The U.S. Constitution assumes the right to free exercise exists and limits the power of government from interfering with that God-given right. Notice the U.S. Constitution states that the government may not interfere with the "free exercise" of religion. The First Amendment assumes the right to freely exercise one's religion. The right is assumed to be God-given.
Whereas the UN document grants the right to freedom of religion (which makes it a privilege). The UN statement avers that "everyone has the right to freedom of" religion. The right flows from the document itself and thus can be limited by that document if it is "exercised contrary to the purposes and principles of the United Nations" or there are "such limitations as are determined by law" placed on that right (i.e., privilege).
Under the UN Universal Declaration of Human Rights, Article 29 express power is reserved to the governments of the world and the UN to limit the right to freely practice religion listed under Article 18. Just the opposite is the case under the First Amendment to the U.S. Constitution, where Congress is expressly limited in its authority and cannot "prohibit the free exercise" of religion. That goes for all of the rights listed under the UN Document.
By the way, under the U.S. Constitution, all other God-given rights not listed are retained by the people.
U.S. Constitution Ninth Amendment
The enumeration in the Constitution, of certain rights, shall not be construed to deny or disparage others retained by the people.
The Ninth Amendment makes it clear that the list of rights in the Bill of Rights is just that, a list (enumeration). It is not a granting of rights. All other rights not listed are retained by the people.
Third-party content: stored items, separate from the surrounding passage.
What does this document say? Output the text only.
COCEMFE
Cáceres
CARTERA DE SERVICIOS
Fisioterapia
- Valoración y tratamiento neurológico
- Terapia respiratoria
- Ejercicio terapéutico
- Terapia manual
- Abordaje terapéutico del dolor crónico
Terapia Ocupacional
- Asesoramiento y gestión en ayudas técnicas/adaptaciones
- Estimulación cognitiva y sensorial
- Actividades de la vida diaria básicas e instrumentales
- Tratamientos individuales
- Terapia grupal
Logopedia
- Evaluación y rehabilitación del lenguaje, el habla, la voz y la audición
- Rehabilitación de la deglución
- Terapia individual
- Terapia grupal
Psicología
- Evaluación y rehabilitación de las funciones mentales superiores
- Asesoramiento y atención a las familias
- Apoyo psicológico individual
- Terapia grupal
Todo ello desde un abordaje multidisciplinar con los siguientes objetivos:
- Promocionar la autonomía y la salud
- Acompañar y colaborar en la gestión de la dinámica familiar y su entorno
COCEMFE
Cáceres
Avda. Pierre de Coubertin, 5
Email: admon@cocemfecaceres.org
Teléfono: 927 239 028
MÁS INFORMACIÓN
That means that all God-given rights to life, liberty, and property are retained by the people. Just because some important ones are specifically listed does not mean that the God-given rights that are not listed are unimportant or infringeable. That is what distinguishes the U.S. Constitution from all others.
On Wed, Mar 18, 2020 at 3:44 AM Rory Cooper Rory.Cooper@tsogosun.com wrote: Well that is interesting. Edward do you foresee the Constitution of USA being trumped by a higher constitution, for example one from the UN? This may be where all this is headed. In simple terms you have no rights or a constitution protecting those rights.